On the other hand, what would we have learnt by assuming that everything the intelligence documents showed was true? First, that Iraqi intelligence had three agents working inside the network: one was involved with international relations for the station, the two others were cameramen.

Secondly, that the three people provided Iraqi intelligence with specific help. The international relations executive helped the regime gain more favourable coverage, giving advice, for instance, on how the regime could most effectively plant pro-Iraq voices on the station's programmes. As for the cameramen, one gave information on his colleagues' views, while the other furnished the Iraqi authorities with footage from the 1991 Gulf War.

Thirdly, all three appear to have been Iraqi citizens and thus unfortunately subject to the sort of pressure that Saddam Hussein's government knew only too well how to apply, involving if need be the victim's families.

What is striking is that, even if true, this amounts to little, although it was the lead story on Channel 4 news on Saturday evening. The three individuals apparently suborned by the Iraqis were small fry. I don't know exactly what being involved with international relations at the station comprised, but it clearly did not include being a reporter or a newscaster or an anchor on a show, or being a programme researcher or editor. It must have been a back-office job of some kind. And cameramen are not part of the decision-making process.

Moreover, helping a government gain more favourable coverage from a station is not in itself a highly disturbing activity. Many governments use public relations firms in Western capitals to achieve the same result. It's not like being involved in manufacturing weapons of mass destruction. Likewise, from time to time, all news organisations find that they have been employing dubious staff, as the startling apology in yesterday's New York Times shows.

In addition, close analysis of al-Jazeera's output does not yield the conclusion that it had become, as the Iraqi intelligence documents claimed, an instrument of Baghdad – no more than the BBC is an instrument of New Labour, as Iain Duncan Smith sought to suggest over the weekend.

More interesting, I think, is the provenance of the documents implicating al-Jazeera as an unwitting tool of Saddam Hussein. It appears that the material was left over from a bonfire of intelligence papers that took place after American forces had captured Baghdad.

Luckily, an officer of the Iraqi National Congress, an anti-Saddam Hussein organisation recently returned to the capital from exile abroad, turned up – just in time – to retrieve what had not been burnt. The INC, whose leader is the controversial Ahmed Chalabi, favoured by the Pentagon but not by the US State Department, has had poor relations with al-Jazeera.

At all events, the al-Jazeera files were shared with American intelligence and leaked to The Sunday Times. The newspaper is part of Rupert Murdoch's empire as is the Fox TV news operation, responsible for the most gung-ho coverage of any US network. If al-Jazeera was at one end of the spectrum in its reporting of the Iraq war, Fox represented the other pole.
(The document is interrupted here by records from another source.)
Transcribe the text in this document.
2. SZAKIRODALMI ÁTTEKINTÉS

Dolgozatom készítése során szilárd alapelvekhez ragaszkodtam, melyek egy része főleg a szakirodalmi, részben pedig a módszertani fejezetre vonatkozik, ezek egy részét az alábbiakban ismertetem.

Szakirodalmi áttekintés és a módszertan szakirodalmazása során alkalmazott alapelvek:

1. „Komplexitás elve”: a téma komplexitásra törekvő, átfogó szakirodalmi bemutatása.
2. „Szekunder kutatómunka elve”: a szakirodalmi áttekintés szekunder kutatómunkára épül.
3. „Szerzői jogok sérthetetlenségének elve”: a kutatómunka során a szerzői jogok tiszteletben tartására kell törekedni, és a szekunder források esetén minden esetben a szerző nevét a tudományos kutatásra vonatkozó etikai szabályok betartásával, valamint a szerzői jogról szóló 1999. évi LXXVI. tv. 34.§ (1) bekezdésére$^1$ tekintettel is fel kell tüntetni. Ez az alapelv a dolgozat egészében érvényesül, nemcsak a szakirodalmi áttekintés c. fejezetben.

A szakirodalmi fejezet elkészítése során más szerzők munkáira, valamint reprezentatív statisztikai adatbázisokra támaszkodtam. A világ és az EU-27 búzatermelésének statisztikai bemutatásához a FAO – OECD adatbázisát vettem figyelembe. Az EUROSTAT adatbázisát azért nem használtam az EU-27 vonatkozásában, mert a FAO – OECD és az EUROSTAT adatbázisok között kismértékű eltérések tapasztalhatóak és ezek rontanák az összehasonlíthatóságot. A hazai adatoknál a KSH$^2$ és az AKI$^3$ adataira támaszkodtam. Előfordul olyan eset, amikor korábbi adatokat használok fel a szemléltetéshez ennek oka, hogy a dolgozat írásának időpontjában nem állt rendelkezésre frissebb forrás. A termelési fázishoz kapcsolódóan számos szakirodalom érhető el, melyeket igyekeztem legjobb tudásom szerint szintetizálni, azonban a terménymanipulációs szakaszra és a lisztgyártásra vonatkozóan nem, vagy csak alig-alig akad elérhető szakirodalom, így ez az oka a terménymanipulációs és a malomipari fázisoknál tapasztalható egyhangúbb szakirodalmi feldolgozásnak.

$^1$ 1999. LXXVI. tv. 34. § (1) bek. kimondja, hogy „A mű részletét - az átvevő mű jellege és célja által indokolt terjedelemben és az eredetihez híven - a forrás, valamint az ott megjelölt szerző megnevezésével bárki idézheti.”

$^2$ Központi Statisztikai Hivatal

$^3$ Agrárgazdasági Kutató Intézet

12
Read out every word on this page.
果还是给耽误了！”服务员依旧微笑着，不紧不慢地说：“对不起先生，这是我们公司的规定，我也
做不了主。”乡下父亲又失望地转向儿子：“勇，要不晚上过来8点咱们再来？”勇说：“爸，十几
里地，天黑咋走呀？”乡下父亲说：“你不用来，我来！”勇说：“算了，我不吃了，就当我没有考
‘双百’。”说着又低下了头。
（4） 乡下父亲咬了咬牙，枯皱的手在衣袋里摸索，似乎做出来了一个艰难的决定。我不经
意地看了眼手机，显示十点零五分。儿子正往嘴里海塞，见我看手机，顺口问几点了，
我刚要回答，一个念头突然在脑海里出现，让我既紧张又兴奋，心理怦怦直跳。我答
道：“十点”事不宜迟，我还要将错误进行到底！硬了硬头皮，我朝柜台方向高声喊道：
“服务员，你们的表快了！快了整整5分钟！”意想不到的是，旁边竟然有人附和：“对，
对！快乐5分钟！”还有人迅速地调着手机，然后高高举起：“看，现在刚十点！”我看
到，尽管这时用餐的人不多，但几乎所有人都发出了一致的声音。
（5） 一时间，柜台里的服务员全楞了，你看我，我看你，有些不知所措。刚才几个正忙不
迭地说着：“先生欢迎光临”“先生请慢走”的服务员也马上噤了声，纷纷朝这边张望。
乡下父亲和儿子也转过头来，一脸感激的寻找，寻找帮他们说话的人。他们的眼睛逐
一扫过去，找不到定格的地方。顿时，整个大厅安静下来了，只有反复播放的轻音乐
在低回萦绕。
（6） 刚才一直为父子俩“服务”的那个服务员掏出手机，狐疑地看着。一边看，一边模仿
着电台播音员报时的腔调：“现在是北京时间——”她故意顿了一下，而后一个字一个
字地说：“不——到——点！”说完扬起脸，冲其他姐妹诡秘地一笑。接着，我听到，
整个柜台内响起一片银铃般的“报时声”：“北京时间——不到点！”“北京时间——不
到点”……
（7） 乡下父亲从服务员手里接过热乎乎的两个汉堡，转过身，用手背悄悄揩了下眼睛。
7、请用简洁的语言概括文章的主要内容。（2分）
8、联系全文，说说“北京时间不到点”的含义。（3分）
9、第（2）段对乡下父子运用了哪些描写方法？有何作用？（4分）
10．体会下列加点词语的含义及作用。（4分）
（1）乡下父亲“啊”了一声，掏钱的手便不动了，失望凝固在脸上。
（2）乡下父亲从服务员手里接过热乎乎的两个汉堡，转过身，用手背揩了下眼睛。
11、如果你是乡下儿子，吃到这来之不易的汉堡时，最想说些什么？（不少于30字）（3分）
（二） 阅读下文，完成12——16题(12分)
By what sort of evidence should we be impressed? In the first place, al-Jazeera would have had to have a reputation for acting as a mouthpiece for the Saddam Hussein regime, rather like Radio Moscow during the Cold War. Without that the story lacks basic credibility.

Secondly, penetration of the station by Iraqi agents would have had to have been much more far-reaching than one functionary and two cameramen. And thirdly, the documentary evidence would have to have been untainted by association with intelligence agencies. Without these elements, the story cuts no ice at all.